This image is not of a newspaper. It is, rather bizarrely: a photo of a black-and-white printout, of a low-quality photo, of a glossy printout, of a screenshot, of a Facebook "meme" image post. (Actually, the images we have of both photos appear to be screenshots taken of a phone displaying the photo, rather than the photo itself, which I find amusing, but isn't particularly relevant.)
Here is the original image from Facebook (scaled down slightly, but otherwise unedited); note the very tight cropping under the last line of text:
![Original Facebook image](https://cdn.statically.io/img/i.sstatic.net/GT92h.jpg)
Here is a screenshot taken from a fact-checking site which mentioned it. Note how the Facebook UI has placed a black border above and below, which is visible in subsequent versions of the image, running very close to the text because of the tight cropping on the original:
![Facebook screenshot showing top and bottom borders](https://cdn.statically.io/img/i.sstatic.net/9t9Dz.png)
Next, the colour photo of a glossy printout posted on Twitter; I've cropped off some large black borders caused by someone taking a screenshot of their phone. Note the text visible to the side and the end of a blue ".co.nz" URL below, which must have been other content on the same page; note also the shadow at bottom left and the reflected light obscuring parts of the image and first two lines of text:
![Colour photo with light bouncing off glossy paper](https://cdn.statically.io/img/i.sstatic.net/8N0Wn.jpg)
Finally, here is the image from the question for comparison, again with the phone UI cropped off.

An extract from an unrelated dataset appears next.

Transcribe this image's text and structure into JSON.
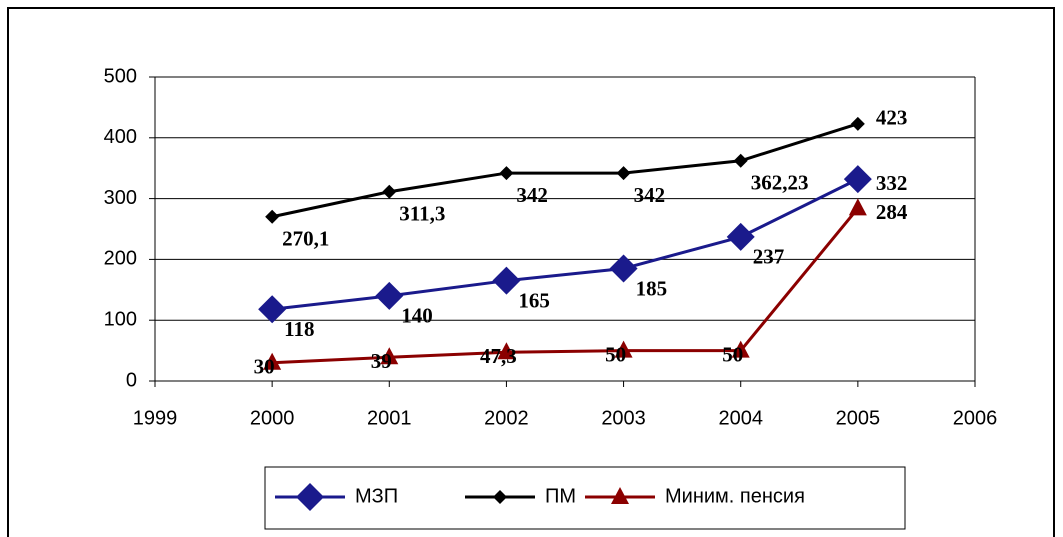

Note that the hand-written letters on the first line are where the reflection in the colour photo made it hard to read, and how the cut-off text on the left now ends at a black line rather than actually being the edge of the image or paper:
![Black and white printout shown in question](https://cdn.statically.io/img/i.sstatic.net/UavII.png)

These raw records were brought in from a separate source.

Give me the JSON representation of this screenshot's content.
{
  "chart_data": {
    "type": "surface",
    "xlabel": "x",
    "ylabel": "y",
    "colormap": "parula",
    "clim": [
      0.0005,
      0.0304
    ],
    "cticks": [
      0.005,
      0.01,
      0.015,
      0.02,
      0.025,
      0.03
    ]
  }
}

That post is from May 2020, and was investigated by Reuters, who found no evidence of such a speech. However, the quote was doing the rounds at least a year earlier - significantly, before the Covid-19 pandemic. For instance this post from May 2019, which was investigated and rated as false by both Snopes and PolitiFact.
![Earlier Facebook post, with slightly longer quote](https://cdn.statically.io/img/i.sstatic.net/AYhZy.jpg)

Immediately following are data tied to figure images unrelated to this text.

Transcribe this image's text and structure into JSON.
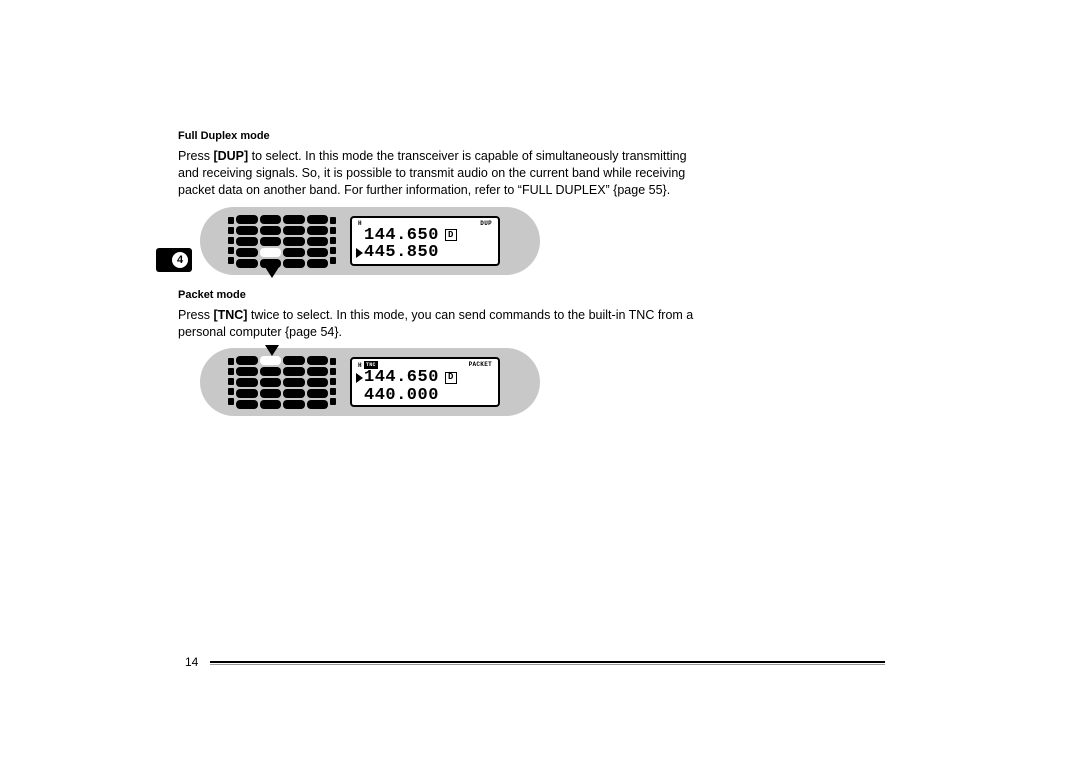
{
  "page_number": "14",
  "tab_number": "4",
  "colors": {
    "panel_bg": "#c8c8c8",
    "text": "#000000",
    "page_bg": "#ffffff"
  },
  "section1": {
    "heading": "Full Duplex mode",
    "para_pre": "Press ",
    "key": "[DUP]",
    "para_post": " to select.  In this mode the transceiver is capable of simultaneously transmitting and receiving signals.  So, it is possible to transmit audio on the current band while receiving packet data on another band.  For further information, refer to “FULL DUPLEX” {page 55}.",
    "lcd": {
      "top_left": "H",
      "top_right": "DUP",
      "line1_freq": "144.650",
      "line1_ind": "D",
      "line1_pointer": false,
      "line2_freq": "445.850",
      "line2_pointer": true,
      "arrow": "bottom",
      "highlight_row": 3,
      "highlight_col": 1
    }
  },
  "section2": {
    "heading": "Packet mode",
    "para_pre": "Press ",
    "key": "[TNC]",
    "para_post": " twice to select.  In this mode, you can send commands to the built-in TNC from a personal computer {page 54}.",
    "lcd": {
      "top_left": "H",
      "top_tnc": "TNC",
      "top_right": "PACKET",
      "line1_freq": "144.650",
      "line1_ind": "D",
      "line1_pointer": true,
      "line2_freq": "440.000",
      "line2_pointer": false,
      "arrow": "top",
      "highlight_row": 0,
      "highlight_col": 1
    }
  }
}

This version has slightly different wording, notably ending with an extra sentence "Now, what's for lunch, huh?" Although I can't confirm the date is genuine, this blog post dated March 2019 is the earliest version of the quote I've found; it contains odd punctuation and a couple of spelling errors, but matches the wording of the more polished May 2019 image including the "what's for lunch" sign-off. Interestingly, this blog makes no reference to the WHO, but instead labels it:
Apparently…
Just A Casual Lunch Convo Between Investors.
Elsewhere on that page, there are references to a 2001 book by Christopher Hitchens titled The Trial of Henry Kissinger, so perhaps the implication is that it comes from that book? I looked up the book on Google Books and searched for various words in the alleged quote. Unsurprisingly, there was nothing remotely similar.
If it was a speech, as the Facebook posts claim, it surely would have been found by at least one of the fact-checking sites that examined it. If it was a private conversation, as the blog post claims, it's harder to disprove - but there's also no apparent reason this blogger would know about such a conversation, as they give no source at all.